Scientists from the Centers for Disease Control and Prevention and a committee of independent expert advisors convened Wednesday to lay out and discuss everything they know about rare cases of myocarditis—inflammation of the heart muscle—in people who have recently received an mRNA-based COVID-19 vaccine, which is either Moderna’s vaccine or the Pfizer/BioNTech vaccine.
The experts focused on adolescents and young adults, who have had the highest rates of vaccine-linked myocarditis cases of any vaccinated age group. Though, to be clear, all of the rates here—even the relatively high ones—are actually very low.
Still, data on this possible side effect is accumulating at a precarious time for the country’s vaccination efforts. The Food and Drug Administration authorized the Pfizer/BioNTech vaccine for use in adolescents 12 to 15 years old just last month. So far, CDC data suggests those ages 12 to 17 have the highest rates of myocarditis cases by vaccine doses given. And the FDA is poised to review vaccine authorizations for even younger age groups in the coming months.

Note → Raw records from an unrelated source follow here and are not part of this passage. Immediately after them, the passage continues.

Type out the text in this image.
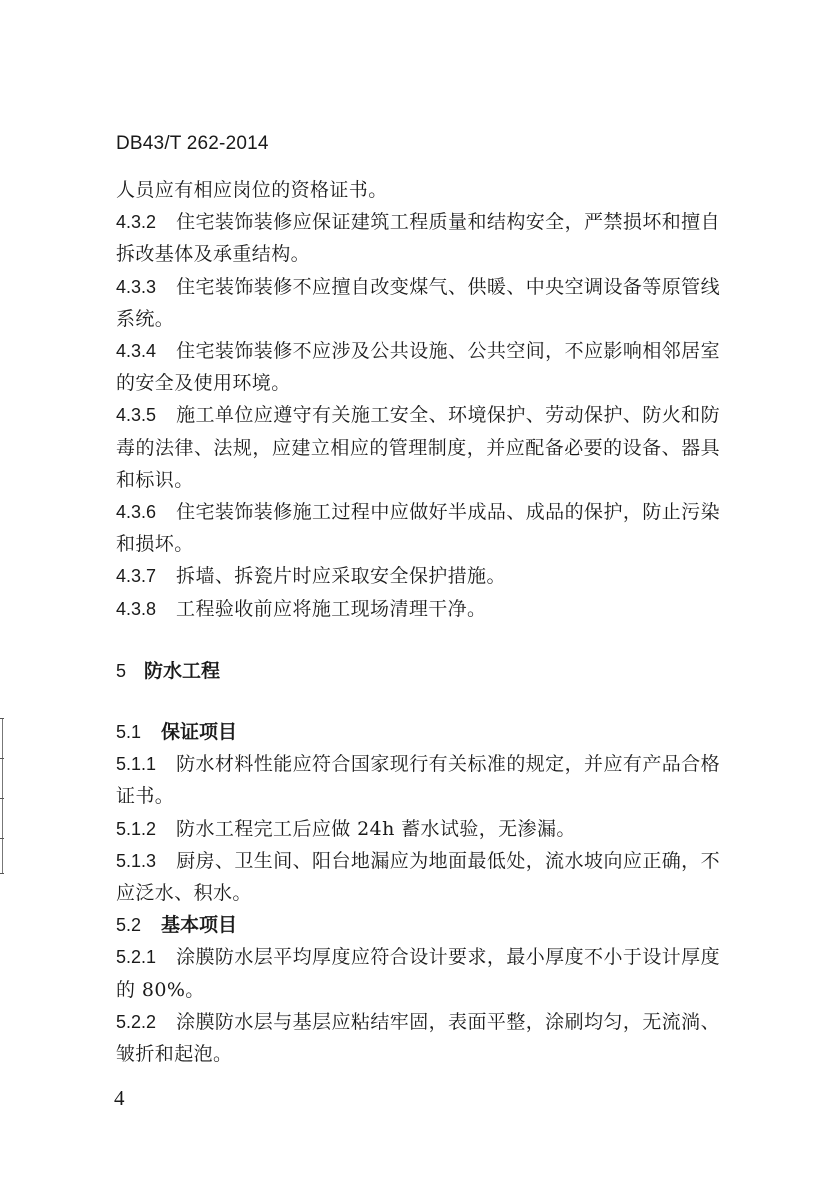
DB43/T 262-2014

人员应有相应岗位的资格证书。

4.3.2 住宅装饰装修应保证建筑工程质量和结构安全，严禁损坏和擅自拆改基体及承重结构。

4.3.3 住宅装饰装修不应擅自改变煤气、供暖、中央空调设备等原管线系统。

4.3.4 住宅装饰装修不应涉及公共设施、公共空间，不应影响相邻居室的安全及使用环境。

4.3.5 施工单位应遵守有关施工安全、环境保护、劳动保护、防火和防毒的法律、法规，应建立相应的管理制度，并应配备必要的设备、器具和标识。

4.3.6 住宅装饰装修施工过程中应做好半成品、成品的保护，防止污染和损坏。

4.3.7 拆墙、拆瓷片时应采取安全保护措施。

4.3.8 工程验收前应将施工现场清理干净。

5 防水工程

5.1 保证项目

5.1.1 防水材料性能应符合国家现行有关标准的规定，并应有产品合格证书。

5.1.2 防水工程完工后应做 24h 蓄水试验，无渗漏。

5.1.3 厨房、卫生间、阳台地漏应为地面最低处，流水坡向应正确，不应泛水、积水。

5.2 基本项目

5.2.1 涂膜防水层平均厚度应符合设计要求，最小厚度不小于设计厚度的 80%。

5.2.2 涂膜防水层与基层应粘结牢固，表面平整，涂刷均匀，无流淌、皱折和起泡。

4
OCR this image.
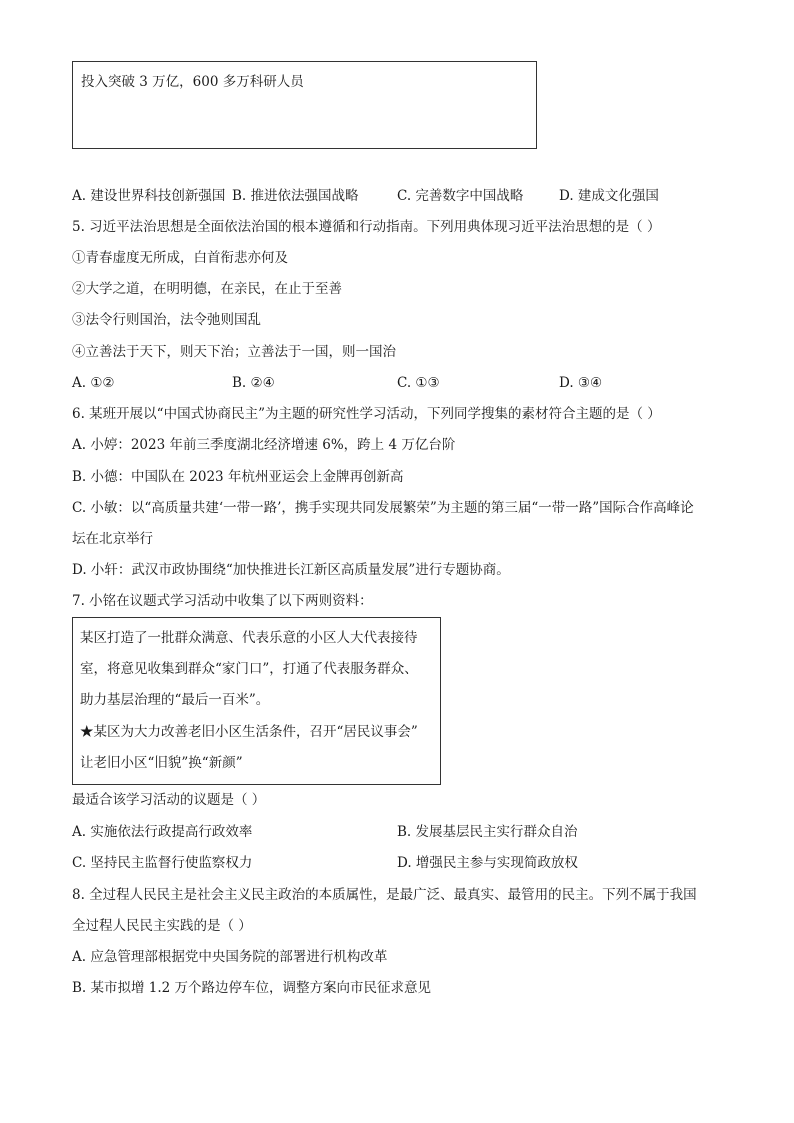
投入突破 3 万亿，600 多万科研人员
A. 建设世界科技创新强国 B. 推进依法强国战略	C. 完善数字中国战略	D. 建成文化强国
5. 习近平法治思想是全面依法治国的根本遵循和行动指南。下列用典体现习近平法治思想的是（ ）
①青春虚度无所成，白首衔悲亦何及
②大学之道，在明明德，在亲民，在止于至善
③法令行则国治，法令弛则国乱
④立善法于天下，则天下治；立善法于一国，则一国治
A. ①②	B. ②④	C. ①③	D. ③④
6. 某班开展以“中国式协商民主”为主题的研究性学习活动，下列同学搜集的素材符合主题的是（ ）
A. 小婷：2023 年前三季度湖北经济增速 6%，跨上 4 万亿台阶
B. 小德：中国队在 2023 年杭州亚运会上金牌再创新高
C. 小敏：以“高质量共建‘一带一路’，携手实现共同发展繁荣”为主题的第三届“一带一路”国际合作高峰论
坛在北京举行
D. 小轩：武汉市政协围绕“加快推进长江新区高质量发展”进行专题协商。
7. 小铭在议题式学习活动中收集了以下两则资料：
某区打造了一批群众满意、代表乐意的小区人大代表接待
室，将意见收集到群众“家门口”，打通了代表服务群众、
助力基层治理的“最后一百米”。
★某区为大力改善老旧小区生活条件，召开“居民议事会”
让老旧小区“旧貌”换“新颜”
最适合该学习活动的议题是（ ）
A. 实施依法行政提高行政效率	B. 发展基层民主实行群众自治
C. 坚持民主监督行使监察权力	D. 增强民主参与实现简政放权
8. 全过程人民民主是社会主义民主政治的本质属性，是最广泛、最真实、最管用的民主。下列不属于我国
全过程人民民主实践的是（ ）
A. 应急管理部根据党中央国务院的部署进行机构改革
B. 某市拟增 1.2 万个路边停车位，调整方案向市民征求意见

Many parents, teachers, and caregivers are eager to have their children vaccinated, particularly as youngsters head to summer camps and, ultimately, the start of school in the autumn. Public health experts, meanwhile, are just eager to have as many people vaccinated as possible. Their calls for vaccination have crescendoed recently as they anxiously monitor the spread of the Delta coronavirus variant, which is far more contagious than any variant before it and may cause more severe disease.